Federal employee groups and lawmakers, including House Majority Leader Steny Hoyer, D-Md., repeatedly have called for pay parity between members of the military and civilian workers for annual salary raises.
Hoyer, whose Maryland district is home to thousands of federal employees, said the proposed raise was consistent with the economy but that he wanted to ensure that federal pay was enough to attract qualified candidates to government.
"I think it's fair in the sense that we're going through very, very tough economic times," he said. "What we're really looking at is, 'Is it competitive?' Can we retain those that we have, and are we competitive in what's clearly a competitive market for skills?"
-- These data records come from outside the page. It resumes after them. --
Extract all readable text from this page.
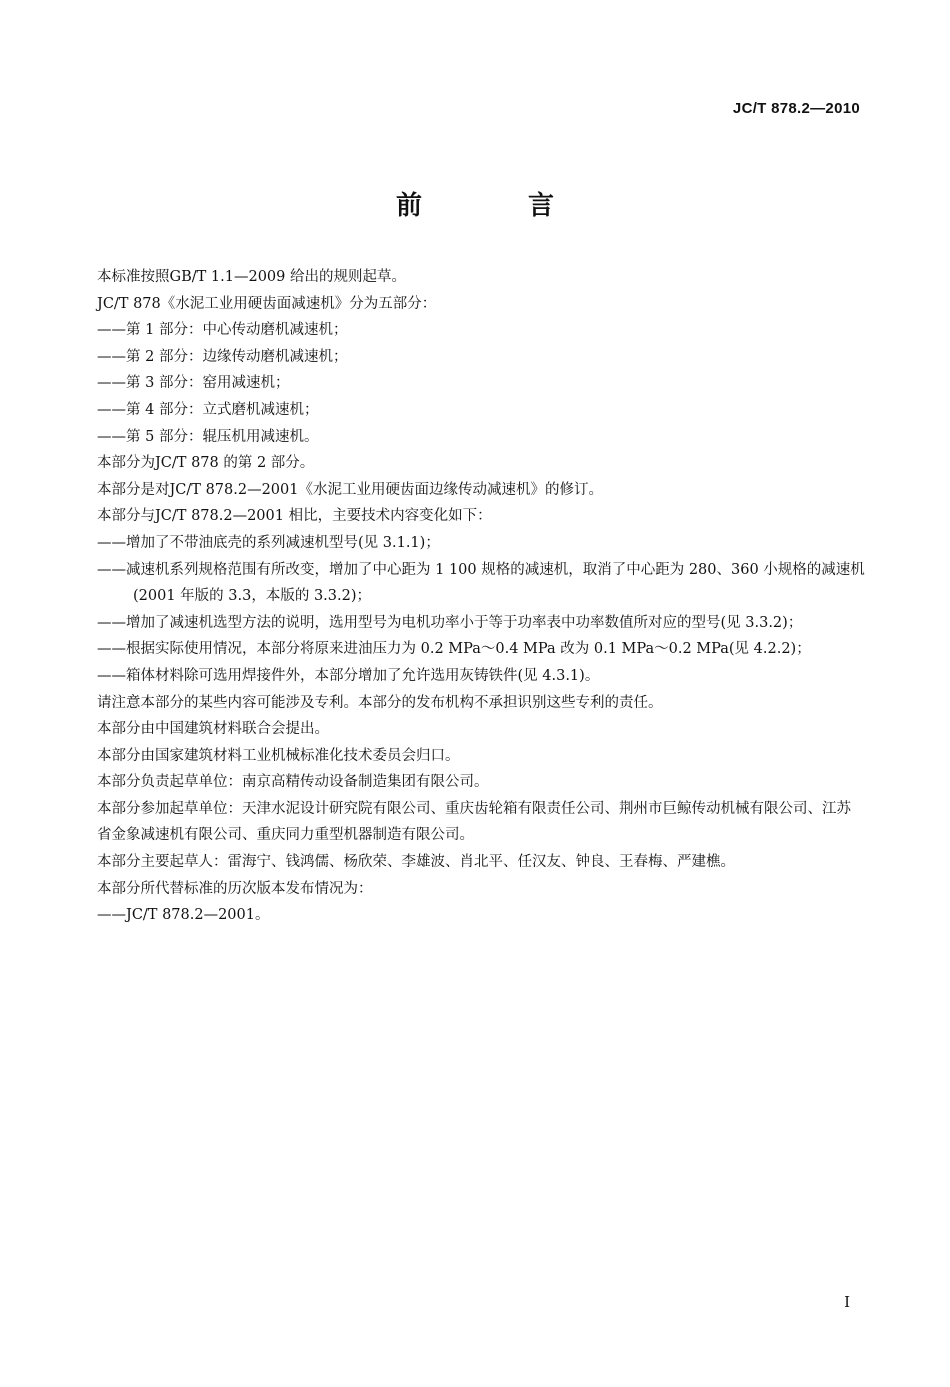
JC/T 878.2—2010
前　言

本标准按照GB/T 1.1—2009 给出的规则起草。

JC/T 878《水泥工业用硬齿面减速机》分为五部分：

——第 1 部分：中心传动磨机减速机；

——第 2 部分：边缘传动磨机减速机；

——第 3 部分：窑用减速机；

——第 4 部分：立式磨机减速机；

——第 5 部分：辊压机用减速机。

本部分为JC/T 878 的第 2 部分。

本部分是对JC/T 878.2—2001《水泥工业用硬齿面边缘传动减速机》的修订。

本部分与JC/T 878.2—2001 相比，主要技术内容变化如下：

——增加了不带油底壳的系列减速机型号(见 3.1.1)；

——减速机系列规格范围有所改变，增加了中心距为 1 100 规格的减速机，取消了中心距为 280、360 小规格的减速机(2001 年版的 3.3，本版的 3.3.2)；

——增加了减速机选型方法的说明，选用型号为电机功率小于等于功率表中功率数值所对应的型号(见 3.3.2)；

——根据实际使用情况，本部分将原来进油压力为 0.2 MPa～0.4 MPa 改为 0.1 MPa～0.2 MPa(见 4.2.2)；

——箱体材料除可选用焊接件外，本部分增加了允许选用灰铸铁件(见 4.3.1)。

请注意本部分的某些内容可能涉及专利。本部分的发布机构不承担识别这些专利的责任。

本部分由中国建筑材料联合会提出。

本部分由国家建筑材料工业机械标准化技术委员会归口。

本部分负责起草单位：南京高精传动设备制造集团有限公司。

本部分参加起草单位：天津水泥设计研究院有限公司、重庆齿轮箱有限责任公司、荆州市巨鲸传动机械有限公司、江苏省金象减速机有限公司、重庆同力重型机器制造有限公司。

本部分主要起草人：雷海宁、钱鸿儒、杨欣荣、李雄波、肖北平、任汉友、钟良、王春梅、严建樵。

本部分所代替标准的历次版本发布情况为：

——JC/T 878.2—2001。

I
Federal employee unions praised the administration's effort at pay parity, but expressed concern about the size of the increase. "There's still a huge pay gap between federal and nonfederal salaries," said John Gage, president of the American Federation for Government Employees. "I think the raise should be higher. Do I think it's understandable? Yes. Do I think we have a case to make for a higher pay raise? Yes, but maybe a difficult one."
"At best, 1.4 percent is a modest adjustment. But in this economy, a modest increase is better than no increase at all," said National Federation of Federal Employees President William Dougan, who sits on the Federal Salary Council.
National Treasury Employees Union President Colleen Kelley, also a member of the Federal Salary Council, praised the inclusion of pay parity, but commented that the raise is "very low," and said she would explore opportunities for increasing it legislatively.
Also on Monday, the Office of Personnel Management released the 2009 Pay Agent Report, which outlined the locality pay formulas for 2011. The report shows an average pay disparity of 22 percent between federal pay and nonfederal pay in comparable occupations and areas. As in previous years, the report, however, does not recommend following the locality pay formula outlined in the 1990 Federal Employees Pay Comparability Act.